Create a comprehensive UK Software Development Agreement for England and Wales governing the engagement of a developer or software development company to design, build, test, and deliver bespoke software. This template addresses the critical issue of intellectual property ownership under the Copyright, Designs and Patents Act 1988, which vests first ownership of copyright in the author (the developer) rather than the commissioning client, unlike the position for employees. The agreement provides two IP models: full assignment of all IP rights to the client, or retention by the developer with a licence granted to the client. The template covers project scope and specification, development methodology selection (Agile Scrum, Kanban, Waterfall, or Hybrid), milestone-based deliverables with acceptance testing procedures, technology stack specification, and formal change request processes. Fee structures include fixed project fees, time and materials (daily or hourly rates), and milestone-based payments, all payable in GBP with late payment interest under the Late Payment of Commercial Debts (Interest) Act 1998. IR35 off-payroll working provisions address the developer's employment status under the Income Tax (Earnings and Pensions) Act 2003, including control, substitution, and mutuality of obligation tests. The agreement includes optional source code escrow provisions to protect the client if the developer becomes insolvent. Security provisions address obligations under the Computer Misuse Act 1990, and data protection clauses comply with the Data Protection Act 2018 and UK GDPR, including data protection by design requirements. Warranty provisions, limitation of liability, professional indemnity insurance, and comprehensive termination and handover provisions complete the agreement. Suitable for software developers, agencies, and businesses commissioning bespoke software across England and Wales. Fill out the wizard, preview in real time, and download as PDF or Word.
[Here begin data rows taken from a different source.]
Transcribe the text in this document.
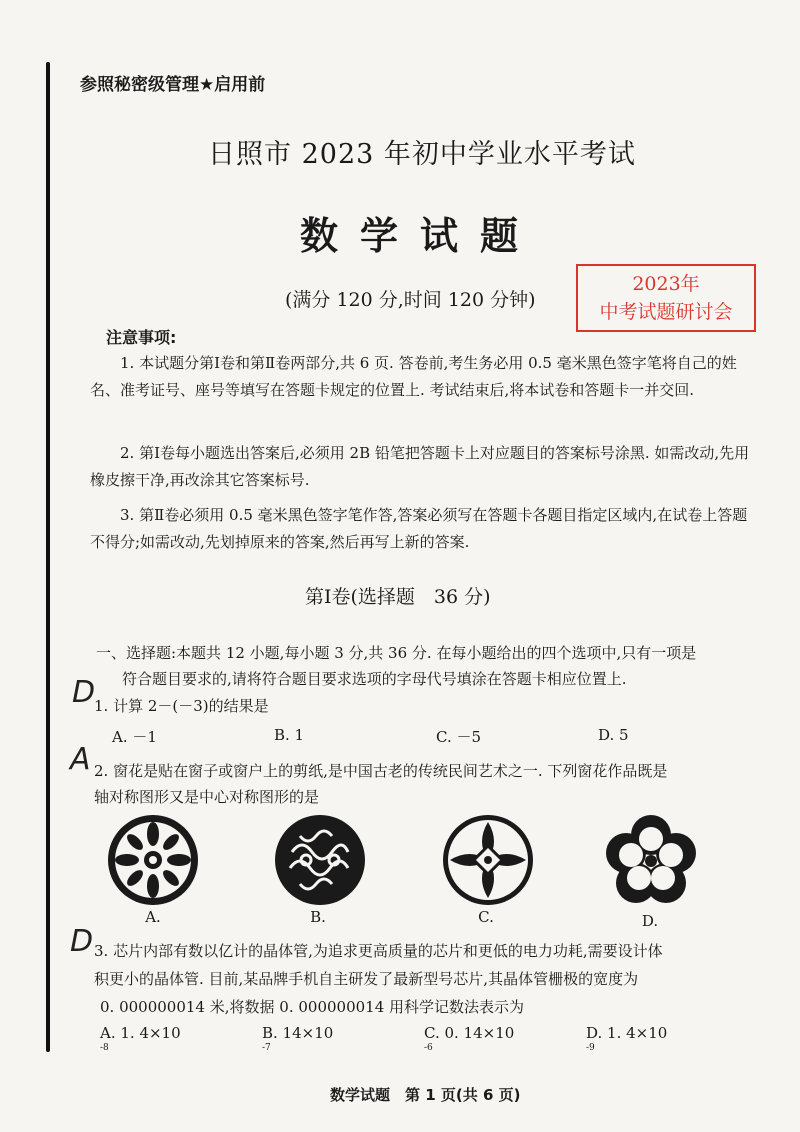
参照秘密级管理★启用前
日照市 2023 年初中学业水平考试
数学试题
(满分 120 分,时间 120 分钟)
2023年
中考试题研讨会
注意事项:
1. 本试题分第Ⅰ卷和第Ⅱ卷两部分,共 6 页. 答卷前,考生务必用 0.5 毫米黑色签字笔将自己的姓名、准考证号、座号等填写在答题卡规定的位置上. 考试结束后,将本试卷和答题卡一并交回.
2. 第Ⅰ卷每小题选出答案后,必须用 2B 铅笔把答题卡上对应题目的答案标号涂黑. 如需改动,先用橡皮擦干净,再改涂其它答案标号.
3. 第Ⅱ卷必须用 0.5 毫米黑色签字笔作答,答案必须写在答题卡各题目指定区域内,在试卷上答题不得分;如需改动,先划掉原来的答案,然后再写上新的答案.
第Ⅰ卷(选择题　36 分)
一、选择题:本题共 12 小题,每小题 3 分,共 36 分. 在每小题给出的四个选项中,只有一项是
符合题目要求的,请将符合题目要求选项的字母代号填涂在答题卡相应位置上.
D
1. 计算 2－(－3)的结果是
A. －1	B. 1	C. －5	D. 5
A 2. 窗花是贴在窗子或窗户上的剪纸,是中国古老的传统民间艺术之一. 下列窗花作品既是
轴对称图形又是中心对称图形的是
A.	B.	C.	D.
D 3. 芯片内部有数以亿计的晶体管,为追求更高质量的芯片和更低的电力功耗,需要设计体
积更小的晶体管. 目前,某品牌手机自主研发了最新型号芯片,其晶体管栅极的宽度为
0. 000000014 米,将数据 0. 000000014 用科学记数法表示为
A. 1. $4\times 10^{-8}$
B. $14\times 10^{-7}$
C. 0. $14\times 10^{-6}$
D. 1. $4\times 10^{-9}$
数学试题　第 1 页(共 6 页)
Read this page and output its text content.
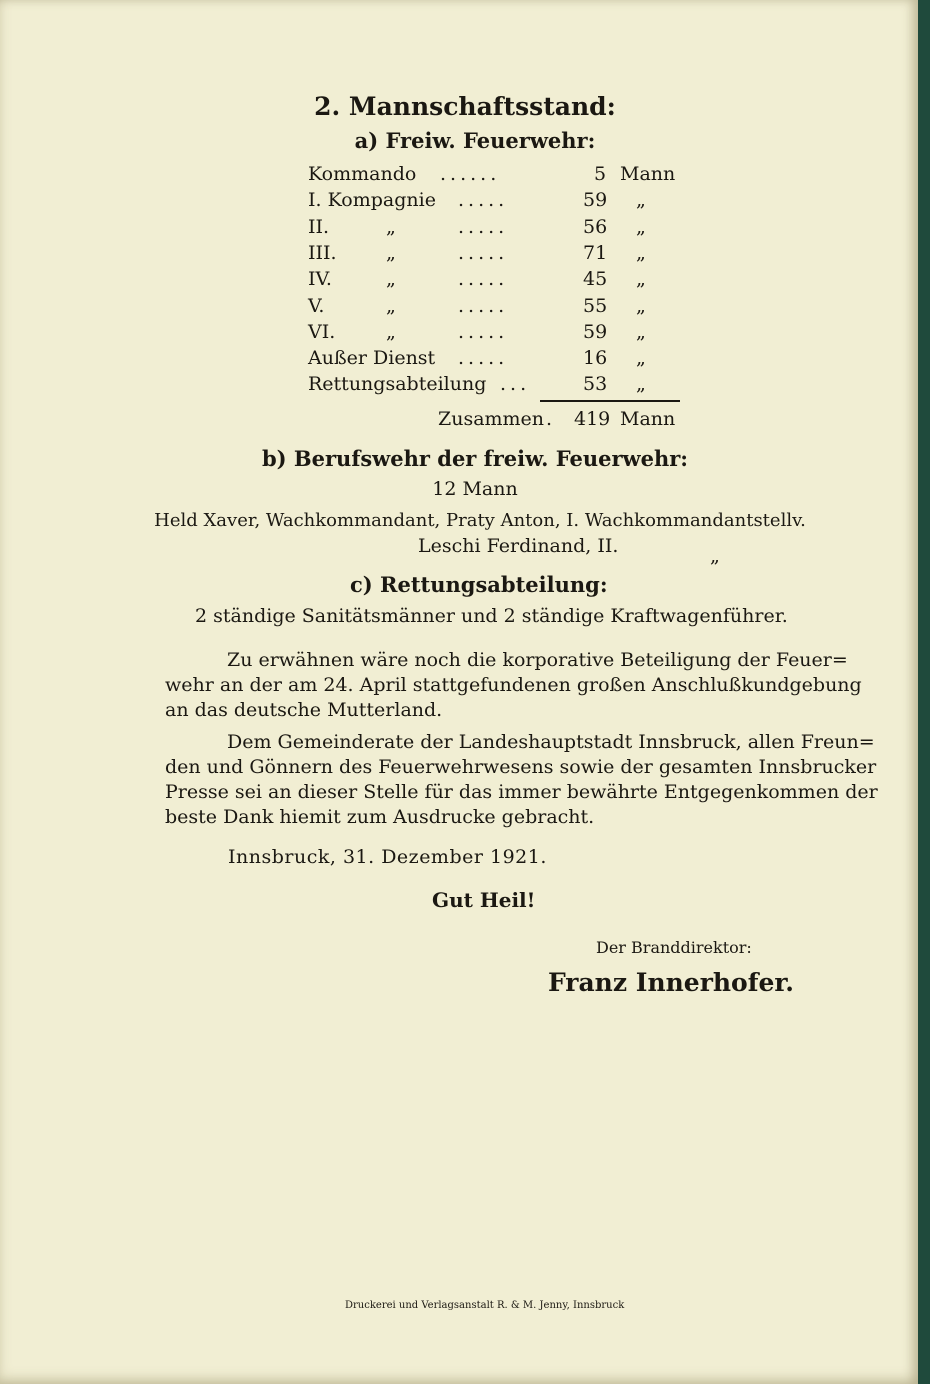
2. Mannschaftsstand:
a) Freiw. Feuerwehr:
Kommando ......	5 Mann
I. Kompagnie .....	59 „
II.	„	.....	56 „
III.	„	.....	71 „
IV.	„	.....	45 „
V.	„	.....	55 „
VI.	„	.....	59 „
Außer Dienst .....	16 „
Rettungsabteilung ...	53 „
Zusammen . 419 Mann
b) Berufswehr der freiw. Feuerwehr:
12 Mann
Held Xaver, Wachkommandant, Praty Anton, I. Wachkommandantstellv.
Leschi Ferdinand, II.	„
c) Rettungsabteilung:
2 ständige Sanitätsmänner und 2 ständige Kraftwagenführer.
Zu erwähnen wäre noch die korporative Beteiligung der Feuer=
wehr an der am 24. April stattgefundenen großen Anschlußkundgebung
an das deutsche Mutterland.
Dem Gemeinderate der Landeshauptstadt Innsbruck, allen Freun=
den und Gönnern des Feuerwehrwesens sowie der gesamten Innsbrucker
Presse sei an dieser Stelle für das immer bewährte Entgegenkommen der
beste Dank hiemit zum Ausdrucke gebracht.
Innsbruck, 31. Dezember 1921.
Gut Heil!
Der Branddirektor:
Franz Innerhofer.
Druckerei und Verlagsanstalt R. & M. Jenny, Innsbruck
What Is a Software Development Agreement (UK)?
A UK Software Development Agreement is a legally binding contract between a client and a software developer (or development company) that governs the design, development, testing, and delivery of bespoke software in England and Wales. This agreement is essential whenever a business commissions custom software from an external developer rather than purchasing off-the-shelf products or developing in-house.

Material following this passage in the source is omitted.